NOTE : An Eulerian tour in G is called alternating if successive edges of the tour alternate in colour.
Here is what I came up with -
Firstly for an Eulerian tour to exist the graph must be connected and each vertex should have an even degree.
Now if we look at any arbitrary vertex in the graph, whenever we 'enter' it through an edge we need a different colour edge to 'exit' it.
Therefore, any single colour shouldn't dominate over other colour edges.
In other words, if degree of a vertex is k then an edge of a particular colour shouldn't be incident more than k/2 times.
I know this is a necessary condition but is it sufficient ?
And how can be extended for more than 3 colours.
Any help is appreciated. Thanks !
Your condition is sufficient.
Suppose that the graph is connected, and each vertex has an even degree, with no more than half the vertices being assigned any given color.
We can begin by finding something that "locally looks like" an Eulerian tour. At each vertex $v$, pair up the edges $vw_1, vw_2, \dots, vw_k$ out of $v$ so that no edge is ever paired with another edge of the same color. If your condition is satisfied, we can always do this with a greedy algorithm: just pair two edges in the two most common colors (leaving no color used on more than half of the unpaired edges) and repeat on the edges left over.
After we have a pairing of the edges at each vertex, we get a decomposition of the graph into alternating closed walks. Starting at an edge $v_1 v_2$, continue with the edge $v_2 v_3$ that it was paired to at $v_2$, then with the edge $v_3 v_4$ that was paired with $v_2 v_3$ at $v_3$, and so on; keep going until you end up at the edge $v_1 v_2$ again.
This is not yet an Eulerian tour, but only because there might be more than one closed walk in the decomposition. So our next step is to glue the closed walks, two at a time, reducing their number until only one is left over.

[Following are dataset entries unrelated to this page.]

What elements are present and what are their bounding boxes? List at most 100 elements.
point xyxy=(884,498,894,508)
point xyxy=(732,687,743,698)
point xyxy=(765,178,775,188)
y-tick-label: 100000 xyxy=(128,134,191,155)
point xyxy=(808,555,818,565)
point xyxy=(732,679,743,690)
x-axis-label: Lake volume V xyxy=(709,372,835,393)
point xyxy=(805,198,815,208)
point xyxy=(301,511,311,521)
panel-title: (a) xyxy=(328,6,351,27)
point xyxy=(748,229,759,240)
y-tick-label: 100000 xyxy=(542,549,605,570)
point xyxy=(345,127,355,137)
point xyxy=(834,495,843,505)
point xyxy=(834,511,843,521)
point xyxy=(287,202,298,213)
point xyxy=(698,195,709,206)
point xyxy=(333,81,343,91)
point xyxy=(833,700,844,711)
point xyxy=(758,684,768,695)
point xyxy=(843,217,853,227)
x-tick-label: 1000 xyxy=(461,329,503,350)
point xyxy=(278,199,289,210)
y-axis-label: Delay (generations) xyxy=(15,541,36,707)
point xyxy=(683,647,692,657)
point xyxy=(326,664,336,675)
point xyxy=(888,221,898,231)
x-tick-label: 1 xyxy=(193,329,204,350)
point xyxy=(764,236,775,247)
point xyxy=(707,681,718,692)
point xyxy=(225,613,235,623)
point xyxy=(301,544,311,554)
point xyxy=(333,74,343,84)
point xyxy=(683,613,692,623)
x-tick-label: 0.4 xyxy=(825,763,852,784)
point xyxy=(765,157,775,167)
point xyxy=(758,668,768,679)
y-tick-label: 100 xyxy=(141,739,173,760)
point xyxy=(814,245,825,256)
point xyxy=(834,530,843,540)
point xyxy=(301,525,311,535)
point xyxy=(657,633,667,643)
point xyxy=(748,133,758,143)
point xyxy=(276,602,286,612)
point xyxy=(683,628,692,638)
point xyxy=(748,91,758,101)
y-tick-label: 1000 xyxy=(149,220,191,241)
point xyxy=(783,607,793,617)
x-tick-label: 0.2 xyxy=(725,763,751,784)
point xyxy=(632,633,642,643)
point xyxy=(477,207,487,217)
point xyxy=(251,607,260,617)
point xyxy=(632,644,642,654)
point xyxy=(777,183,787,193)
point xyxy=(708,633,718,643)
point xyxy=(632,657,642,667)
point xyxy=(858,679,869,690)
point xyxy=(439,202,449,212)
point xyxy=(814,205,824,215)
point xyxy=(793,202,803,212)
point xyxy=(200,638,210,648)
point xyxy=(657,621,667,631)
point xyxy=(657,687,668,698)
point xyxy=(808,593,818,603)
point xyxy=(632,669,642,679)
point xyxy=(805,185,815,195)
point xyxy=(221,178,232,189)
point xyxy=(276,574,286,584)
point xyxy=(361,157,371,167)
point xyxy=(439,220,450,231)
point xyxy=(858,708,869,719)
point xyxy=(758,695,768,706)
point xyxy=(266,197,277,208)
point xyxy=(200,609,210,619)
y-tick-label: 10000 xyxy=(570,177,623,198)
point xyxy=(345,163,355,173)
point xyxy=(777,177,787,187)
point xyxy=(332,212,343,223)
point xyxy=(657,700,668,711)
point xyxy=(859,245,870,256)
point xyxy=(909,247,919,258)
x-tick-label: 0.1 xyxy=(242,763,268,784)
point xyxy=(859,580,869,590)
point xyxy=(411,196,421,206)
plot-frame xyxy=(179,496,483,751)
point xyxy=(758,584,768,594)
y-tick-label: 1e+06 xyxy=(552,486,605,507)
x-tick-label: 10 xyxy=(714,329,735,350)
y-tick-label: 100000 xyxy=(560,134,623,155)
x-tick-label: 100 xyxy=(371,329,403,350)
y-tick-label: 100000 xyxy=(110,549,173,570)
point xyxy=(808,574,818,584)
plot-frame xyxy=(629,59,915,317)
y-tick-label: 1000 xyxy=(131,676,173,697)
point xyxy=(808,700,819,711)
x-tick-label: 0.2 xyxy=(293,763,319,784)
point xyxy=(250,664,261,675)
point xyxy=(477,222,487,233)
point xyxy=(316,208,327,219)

Pick two closed walks that pass through the same vertex. (Since the graph is connected, as long as there is more than one closed walk, some of them share vertices.) Let's say that one of the walks goes from $w_1$ to $v$ to $w_2$, and the other walk goes from $w_3$ to $v$ to $w_4$.
We can combine the two closed walks in two ways (that might not both alternate colors):
At least one of these is actually an alternating walk. If the edges $vw_1, vw_2, vw_3, vw_4$ include three different colors, we can just pick the option that doesn't try to pair the two edges of the same color. If the edges $vw_1, vw_2, vw_3, vw_4$ include two pairs of edges of the same color (say, red and blue), then each pair $(vw_1, vw_2)$ and $(vw_3, vw_4)$ includes a red edge and a blue edge, since we started with two alternating walks, we can pair the red edge from the first walk with the blue edge from the second walk, and vice versa.
Repeat this "gluing" procedure until only one closed walk is left, and you have an alternating Eulerian tour.
Finally, if you look at the proof, the same argument is valid for any number of colors, so your condition is the correct one for any number of colors as well.